Summer Hair care – High Dew Points, Moist Air, High Humidity
Our hair can naturally thrive in this type of environment since there is so much moisture in the air. However if the hair is highly porous and damaged it can tangle, frizz and be prone to breakage. Using products high in humectants will cause the hair to be frizzy, feel constantly wet and, depending on the humectant used, result in the hair feeling sticky. In this climate I recommend the following:
· Minimize the use of products high in humectants. So the gelly I use to twist my hair with would be no bueno in this condition. One thing I will say is that I could still get away with using the product if I don’t use as much on my hair. So just because glycerin is the second ingredient doesn’t mean it can’t be used. Just reduce the amount and see what happens.
· Opt for products that contain fewer humectants or those that are not as powerful. So those ingredients are glycerin, sodium PCA, sodium lactate, propylene glycol, honey and agave nectar perhaps. Humectants can still be used. It’s just suggested that they are in the formula in a lower concentration which means they are further down on the ingredient list.
· If using gels, use ones that contain PVP/PVA copolymer, dehydroxanthan gum and some xanthan gums since these polymers can still allow curls to hold up under high humidity conditions and typically don’t feel sticky.
· Use anti-humectants. Anti-humectants are ingredients that don’t attract water and actually repel water. The anti-humectant property of a substance allows it to prevent water from entering into the hair from a humid environment and they can coat and seal the external cuticle layer. So what make good anti-humectants? Since oils and water don’t mix oils such as shea butter, cocoa butter and coconut oil fit the description and role. Another ingredient is silicones. Love them or hate them these ingredients can be beneficial to textured hair for heat protection, conditioning, shine and to combat humidity when used appropriately. Another set of ingredients that can be used are esters and lastly waxes like beeswax. Keep in mind that these ingredients may need stronger cleansing agents to be removed from the hair in order to prevent product build-up and conditioner washing may not do an adequate job at product removal.
And from the Dew Point Perspective…
If you’re assessing the moisture content in the air by using dew points then there are a few things to note.
· If the dew point is below 35°F:
The moisture in the air is low so low that a humectant applied to your hair may draw moisture from your hair and bind the moisture to itself.

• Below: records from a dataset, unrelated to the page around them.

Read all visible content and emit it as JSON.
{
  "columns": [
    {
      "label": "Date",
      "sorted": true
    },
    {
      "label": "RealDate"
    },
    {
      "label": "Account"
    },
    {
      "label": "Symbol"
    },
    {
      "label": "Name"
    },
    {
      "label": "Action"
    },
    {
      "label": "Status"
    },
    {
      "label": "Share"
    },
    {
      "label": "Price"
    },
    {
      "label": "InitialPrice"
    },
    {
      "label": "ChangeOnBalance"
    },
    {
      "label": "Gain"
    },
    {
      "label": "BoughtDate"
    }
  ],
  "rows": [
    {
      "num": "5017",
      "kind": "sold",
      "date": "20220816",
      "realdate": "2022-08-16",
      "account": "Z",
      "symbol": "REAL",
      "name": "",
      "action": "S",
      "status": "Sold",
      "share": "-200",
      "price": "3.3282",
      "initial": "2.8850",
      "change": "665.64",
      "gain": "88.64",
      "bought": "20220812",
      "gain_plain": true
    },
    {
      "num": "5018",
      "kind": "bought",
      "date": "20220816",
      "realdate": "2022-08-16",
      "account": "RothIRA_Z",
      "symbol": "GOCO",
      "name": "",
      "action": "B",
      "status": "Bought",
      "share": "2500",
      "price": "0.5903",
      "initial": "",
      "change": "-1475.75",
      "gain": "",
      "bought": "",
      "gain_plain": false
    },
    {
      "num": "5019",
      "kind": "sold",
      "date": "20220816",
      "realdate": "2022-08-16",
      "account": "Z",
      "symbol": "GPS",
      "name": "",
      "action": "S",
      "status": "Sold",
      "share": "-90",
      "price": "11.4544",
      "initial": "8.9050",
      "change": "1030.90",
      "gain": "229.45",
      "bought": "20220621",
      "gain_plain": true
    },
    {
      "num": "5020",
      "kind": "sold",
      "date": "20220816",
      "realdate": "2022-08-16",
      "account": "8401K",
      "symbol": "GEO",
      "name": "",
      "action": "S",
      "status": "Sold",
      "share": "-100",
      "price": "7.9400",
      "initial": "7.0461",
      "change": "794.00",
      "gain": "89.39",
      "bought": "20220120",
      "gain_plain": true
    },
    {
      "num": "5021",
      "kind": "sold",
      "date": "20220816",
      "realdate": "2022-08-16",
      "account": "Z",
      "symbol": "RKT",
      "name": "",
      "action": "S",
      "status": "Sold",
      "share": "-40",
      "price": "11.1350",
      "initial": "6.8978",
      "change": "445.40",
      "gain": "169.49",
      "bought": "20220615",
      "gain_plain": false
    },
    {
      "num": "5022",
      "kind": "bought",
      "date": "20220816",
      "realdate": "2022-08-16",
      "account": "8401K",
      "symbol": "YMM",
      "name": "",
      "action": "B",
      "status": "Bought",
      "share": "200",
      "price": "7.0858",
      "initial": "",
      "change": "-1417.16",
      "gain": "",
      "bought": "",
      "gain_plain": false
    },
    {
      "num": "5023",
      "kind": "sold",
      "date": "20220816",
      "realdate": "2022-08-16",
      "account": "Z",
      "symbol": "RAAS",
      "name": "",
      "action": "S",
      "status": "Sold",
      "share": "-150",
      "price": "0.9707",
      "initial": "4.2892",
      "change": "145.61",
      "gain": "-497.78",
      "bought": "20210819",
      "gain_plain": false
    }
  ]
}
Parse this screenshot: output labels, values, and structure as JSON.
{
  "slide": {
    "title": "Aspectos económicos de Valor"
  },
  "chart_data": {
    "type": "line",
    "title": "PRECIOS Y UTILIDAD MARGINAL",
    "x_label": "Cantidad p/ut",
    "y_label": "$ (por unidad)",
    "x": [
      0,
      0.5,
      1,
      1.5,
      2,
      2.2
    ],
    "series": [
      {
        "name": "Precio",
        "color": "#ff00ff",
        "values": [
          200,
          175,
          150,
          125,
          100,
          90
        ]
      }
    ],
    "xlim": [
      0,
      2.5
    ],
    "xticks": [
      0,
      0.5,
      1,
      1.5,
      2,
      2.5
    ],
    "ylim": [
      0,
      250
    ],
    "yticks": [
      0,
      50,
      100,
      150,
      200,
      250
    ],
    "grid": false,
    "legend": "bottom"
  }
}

The result? Dry, splitting hair. In this situation you’ll need to use a lot of moisturizing products, make sure that your hair is not too dry by keeping it slightly damp after you wash it, and use a leave-in conditioner underneath your products that contain humectants.
· If the dew point is 35°F to 50°F:
This is the optimal range for humectant use in curly hair. There is just enough moisture in the hair to get optimal results from humectant use resulting in great curl definition.
· If the dew point is 60°F or above:
You may need to use anti-humectants to seal the hair shaft, flatten the cuticle and reduce the absorption of moisture into the hair.
Please keep in mind that these are just guidelines on what types of products you should use in certain environments. Ultimately you’ll need to try out different products with the understanding of WHY you’re actually using them, to assess whether or not your hair responds favorably. Just because the weather is dry and cold doesn’t mean you can’t use glycerin in your hair if you layer a leave-in condition underneath. Or maybe it does. Do what works for you.
What’s the ultimate goal in any weather? To ensure your hair is well moisturized and has minimal damage. Hair that is moisturized will be protected from losing too much moisture in dry weather and absorbing too much moisture in humid weather. Damaged hair will be more porous and therefore more susceptible to changes in climate. So ensure your hair is in as healthy a condition as possible to withstand climate changes (if you live in areas where these occur often) with resilience.